The CR-V Hybrid pairs two electric motors with a 2.0-litre petrol engine and a CVT transmission. However, given its smaller dimensions, the Jazz supermini will use either a 1.0-litre of 1.5-litre petrol engine and have less power. Honda has yet to confirm any capacity, performance or economy figures for the new Jazz's hybrid drivetrain, however.
The Jazz will be the first in the brand 's line-up to only offer a hybrid powertrain, with other models soon to follow suit. Honda announced earlier this year that all of its combustion-engined models in Europe will be offered with hybrid powertrains by 2025.
Honda said at the time: "Ahead of its 2025 electrification goal, Honda will expand the application of its i-MMD dual-motor hybrid system, with the introduction into smaller segment cars an important first step."
Currently, the only model it offers as a hybrid is the CR-V, which indirectly replaced a diesel variant of the compact SUV. Petrol variants are also sold. Honda UK has seen great success with the CR-V Hybrid, which accounts for 55% of the model’s sales.
Following the launch of the hybrid Jazz in 2020, the next electrified model will be the Civic in 2021. The next-generation Accord due to launch in Japan next February will also be a hybrid.
Honda CEO Takahiro Hachigo confirmed at the Tokyo motor show that all future electrified Hondas would be sold under a newly-created e:Technology sub-brand. All models powered by Honda's two-motor hybrid system will be called e:HEV.
Honda UK sales boss Phil Webb said the maker will launch a campaign to help educate on the hybrid Jazz given the older age of many of its loyal customers. He predicts a dip in sales when it first arrives on roads next summer, but anticipates it will bounce back to between 18,000 and 20,000 units annually in the UK.
The new Jazz must remain familiar enough to appeal to those loyal owners, while also bringing in new people to Honda’s entry-level model.
The styling is a minor evolution over the previous model. The space-maximising upright profile and tall glasshouse remains, but with more curved lines and redesigned lights, bumpers and bonnet. One notable feature is the split A-pillars, designed to increase forward visibilty. The windscreen wipers have also been hidden below the top of the bonnet line.

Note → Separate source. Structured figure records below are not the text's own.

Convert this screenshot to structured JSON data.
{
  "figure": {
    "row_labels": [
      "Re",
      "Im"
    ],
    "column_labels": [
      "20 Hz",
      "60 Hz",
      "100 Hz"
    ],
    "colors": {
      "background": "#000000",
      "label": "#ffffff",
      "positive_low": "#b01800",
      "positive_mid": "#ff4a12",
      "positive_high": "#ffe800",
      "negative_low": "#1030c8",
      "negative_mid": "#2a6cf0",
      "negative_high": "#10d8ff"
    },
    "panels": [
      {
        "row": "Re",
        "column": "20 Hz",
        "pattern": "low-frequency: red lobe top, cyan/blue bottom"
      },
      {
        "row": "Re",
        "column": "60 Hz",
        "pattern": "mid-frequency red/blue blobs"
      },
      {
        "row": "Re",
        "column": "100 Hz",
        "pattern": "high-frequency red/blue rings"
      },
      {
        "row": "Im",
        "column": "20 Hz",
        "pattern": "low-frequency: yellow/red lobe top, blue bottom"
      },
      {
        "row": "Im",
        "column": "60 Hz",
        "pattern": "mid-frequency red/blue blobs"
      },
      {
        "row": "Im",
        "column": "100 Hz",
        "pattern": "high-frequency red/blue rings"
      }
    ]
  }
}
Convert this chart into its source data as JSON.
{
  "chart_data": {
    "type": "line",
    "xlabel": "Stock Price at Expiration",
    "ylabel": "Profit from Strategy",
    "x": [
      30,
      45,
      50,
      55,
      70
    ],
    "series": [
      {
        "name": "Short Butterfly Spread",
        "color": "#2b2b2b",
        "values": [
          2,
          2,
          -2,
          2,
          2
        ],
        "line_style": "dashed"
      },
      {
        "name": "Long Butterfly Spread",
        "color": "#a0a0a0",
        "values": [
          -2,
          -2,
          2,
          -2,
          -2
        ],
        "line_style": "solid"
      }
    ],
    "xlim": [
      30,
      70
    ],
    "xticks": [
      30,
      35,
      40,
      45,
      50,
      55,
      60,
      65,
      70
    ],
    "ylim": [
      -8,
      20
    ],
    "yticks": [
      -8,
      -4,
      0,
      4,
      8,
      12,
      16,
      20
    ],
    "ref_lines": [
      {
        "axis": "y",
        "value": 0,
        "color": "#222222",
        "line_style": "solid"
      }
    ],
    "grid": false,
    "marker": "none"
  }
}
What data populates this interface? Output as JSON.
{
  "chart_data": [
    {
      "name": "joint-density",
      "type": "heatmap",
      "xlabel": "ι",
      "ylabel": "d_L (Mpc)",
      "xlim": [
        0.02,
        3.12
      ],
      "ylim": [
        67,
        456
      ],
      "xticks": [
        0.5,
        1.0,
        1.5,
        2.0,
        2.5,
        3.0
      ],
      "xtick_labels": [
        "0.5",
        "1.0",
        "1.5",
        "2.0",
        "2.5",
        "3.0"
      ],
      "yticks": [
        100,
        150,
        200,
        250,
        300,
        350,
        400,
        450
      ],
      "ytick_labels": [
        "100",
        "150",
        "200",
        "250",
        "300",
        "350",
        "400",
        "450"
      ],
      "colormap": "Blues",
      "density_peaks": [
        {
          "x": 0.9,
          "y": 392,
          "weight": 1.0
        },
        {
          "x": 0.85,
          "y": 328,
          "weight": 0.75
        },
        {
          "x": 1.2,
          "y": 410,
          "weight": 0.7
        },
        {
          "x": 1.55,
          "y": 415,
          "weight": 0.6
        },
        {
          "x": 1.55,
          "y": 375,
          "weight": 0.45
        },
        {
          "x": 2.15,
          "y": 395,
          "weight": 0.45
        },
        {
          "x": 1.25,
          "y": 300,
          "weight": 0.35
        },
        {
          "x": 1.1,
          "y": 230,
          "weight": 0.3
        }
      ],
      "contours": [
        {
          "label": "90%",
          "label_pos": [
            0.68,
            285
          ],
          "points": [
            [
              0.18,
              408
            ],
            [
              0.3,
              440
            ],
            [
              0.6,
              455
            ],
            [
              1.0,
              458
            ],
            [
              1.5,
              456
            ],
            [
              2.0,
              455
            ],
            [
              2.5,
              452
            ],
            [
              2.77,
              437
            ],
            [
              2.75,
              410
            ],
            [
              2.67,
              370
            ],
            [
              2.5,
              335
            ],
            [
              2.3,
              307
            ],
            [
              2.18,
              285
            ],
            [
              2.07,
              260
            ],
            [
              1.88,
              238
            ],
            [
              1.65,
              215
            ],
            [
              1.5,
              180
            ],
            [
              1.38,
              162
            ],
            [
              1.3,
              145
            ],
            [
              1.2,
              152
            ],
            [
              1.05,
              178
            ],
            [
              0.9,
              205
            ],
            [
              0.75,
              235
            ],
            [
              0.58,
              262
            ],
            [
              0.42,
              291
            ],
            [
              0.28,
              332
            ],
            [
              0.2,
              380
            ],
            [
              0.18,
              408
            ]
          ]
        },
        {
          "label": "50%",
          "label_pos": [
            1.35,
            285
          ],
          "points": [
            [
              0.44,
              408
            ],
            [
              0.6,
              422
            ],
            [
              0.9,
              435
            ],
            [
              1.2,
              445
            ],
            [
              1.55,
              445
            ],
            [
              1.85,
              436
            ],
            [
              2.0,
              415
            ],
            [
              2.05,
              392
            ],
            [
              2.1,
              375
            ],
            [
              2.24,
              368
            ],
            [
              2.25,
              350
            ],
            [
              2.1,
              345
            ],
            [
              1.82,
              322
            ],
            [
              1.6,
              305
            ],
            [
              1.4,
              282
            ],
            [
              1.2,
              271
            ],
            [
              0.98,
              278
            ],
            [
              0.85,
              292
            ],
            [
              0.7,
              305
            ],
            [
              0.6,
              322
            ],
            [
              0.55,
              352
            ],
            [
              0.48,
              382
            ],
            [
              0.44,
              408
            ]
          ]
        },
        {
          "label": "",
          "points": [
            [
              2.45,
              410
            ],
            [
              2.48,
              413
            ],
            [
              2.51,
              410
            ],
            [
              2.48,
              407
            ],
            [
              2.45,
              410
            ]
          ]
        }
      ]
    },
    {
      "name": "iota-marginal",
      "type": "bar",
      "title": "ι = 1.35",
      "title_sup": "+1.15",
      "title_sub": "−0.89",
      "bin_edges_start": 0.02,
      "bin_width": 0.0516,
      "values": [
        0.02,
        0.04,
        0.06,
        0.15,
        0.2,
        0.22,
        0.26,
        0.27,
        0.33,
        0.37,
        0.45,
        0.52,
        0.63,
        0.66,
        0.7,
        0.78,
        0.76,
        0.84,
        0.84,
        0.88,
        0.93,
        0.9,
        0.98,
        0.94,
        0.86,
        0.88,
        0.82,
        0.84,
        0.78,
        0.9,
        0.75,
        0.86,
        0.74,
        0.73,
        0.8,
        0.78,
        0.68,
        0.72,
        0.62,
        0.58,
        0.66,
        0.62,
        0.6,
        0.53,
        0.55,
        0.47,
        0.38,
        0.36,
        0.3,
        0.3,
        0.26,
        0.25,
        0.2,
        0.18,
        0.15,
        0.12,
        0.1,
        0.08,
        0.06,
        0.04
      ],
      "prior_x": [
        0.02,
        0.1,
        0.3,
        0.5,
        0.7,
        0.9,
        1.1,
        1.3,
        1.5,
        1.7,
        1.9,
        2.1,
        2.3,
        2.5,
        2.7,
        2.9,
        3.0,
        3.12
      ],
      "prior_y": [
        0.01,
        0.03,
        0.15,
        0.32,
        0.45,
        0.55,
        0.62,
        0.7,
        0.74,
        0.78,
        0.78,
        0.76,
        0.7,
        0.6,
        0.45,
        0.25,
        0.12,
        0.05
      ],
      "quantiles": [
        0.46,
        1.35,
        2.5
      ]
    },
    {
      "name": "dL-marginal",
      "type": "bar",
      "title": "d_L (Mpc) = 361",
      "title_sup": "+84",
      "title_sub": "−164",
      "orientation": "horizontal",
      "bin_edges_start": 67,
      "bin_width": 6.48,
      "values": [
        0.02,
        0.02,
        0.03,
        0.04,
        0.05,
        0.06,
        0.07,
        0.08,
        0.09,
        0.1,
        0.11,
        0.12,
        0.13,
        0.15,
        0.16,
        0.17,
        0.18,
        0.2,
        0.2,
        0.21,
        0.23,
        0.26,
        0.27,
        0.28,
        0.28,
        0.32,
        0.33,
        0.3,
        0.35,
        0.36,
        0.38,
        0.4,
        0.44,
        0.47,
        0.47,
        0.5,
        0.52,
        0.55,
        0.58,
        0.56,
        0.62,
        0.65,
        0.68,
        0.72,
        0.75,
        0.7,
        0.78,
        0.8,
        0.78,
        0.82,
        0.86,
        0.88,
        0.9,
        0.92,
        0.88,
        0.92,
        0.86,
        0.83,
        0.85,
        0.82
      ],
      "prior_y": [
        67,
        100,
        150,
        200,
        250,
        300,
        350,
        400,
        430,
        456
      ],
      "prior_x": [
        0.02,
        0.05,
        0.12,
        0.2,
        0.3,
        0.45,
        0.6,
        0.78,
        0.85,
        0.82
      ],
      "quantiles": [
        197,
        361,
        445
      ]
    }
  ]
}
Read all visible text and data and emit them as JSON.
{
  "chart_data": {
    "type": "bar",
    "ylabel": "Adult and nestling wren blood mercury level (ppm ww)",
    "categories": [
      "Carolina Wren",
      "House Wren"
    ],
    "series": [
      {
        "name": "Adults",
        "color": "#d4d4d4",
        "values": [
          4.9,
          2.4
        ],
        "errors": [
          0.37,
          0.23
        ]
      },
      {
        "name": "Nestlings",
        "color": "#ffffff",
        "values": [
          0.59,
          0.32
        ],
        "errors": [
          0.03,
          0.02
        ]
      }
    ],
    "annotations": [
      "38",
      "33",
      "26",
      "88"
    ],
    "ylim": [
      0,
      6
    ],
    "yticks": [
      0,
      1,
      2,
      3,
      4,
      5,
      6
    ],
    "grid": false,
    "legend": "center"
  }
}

Honda claims the new Jazz's seats offers comfort similar to that of a premium saloon. The rear seats are said to retain the flexibility of previous Jazz's in how verstaile they are. The forward cabin design is a simple one, with clean lines and a touchscreen mounted in the centre console.
In Japan, five different versions of the new Jazz will be offered: Basic, Home, Ness, Crosstar and Luxe. They are different trim levels, that climb from a simple version on steel wheels through to a model with leather seats and extra chrome trim. It's unlikely these trims will all be offered in the UK, with Honda set to confirm details on the European Jazz later this week at a seperate unveiling.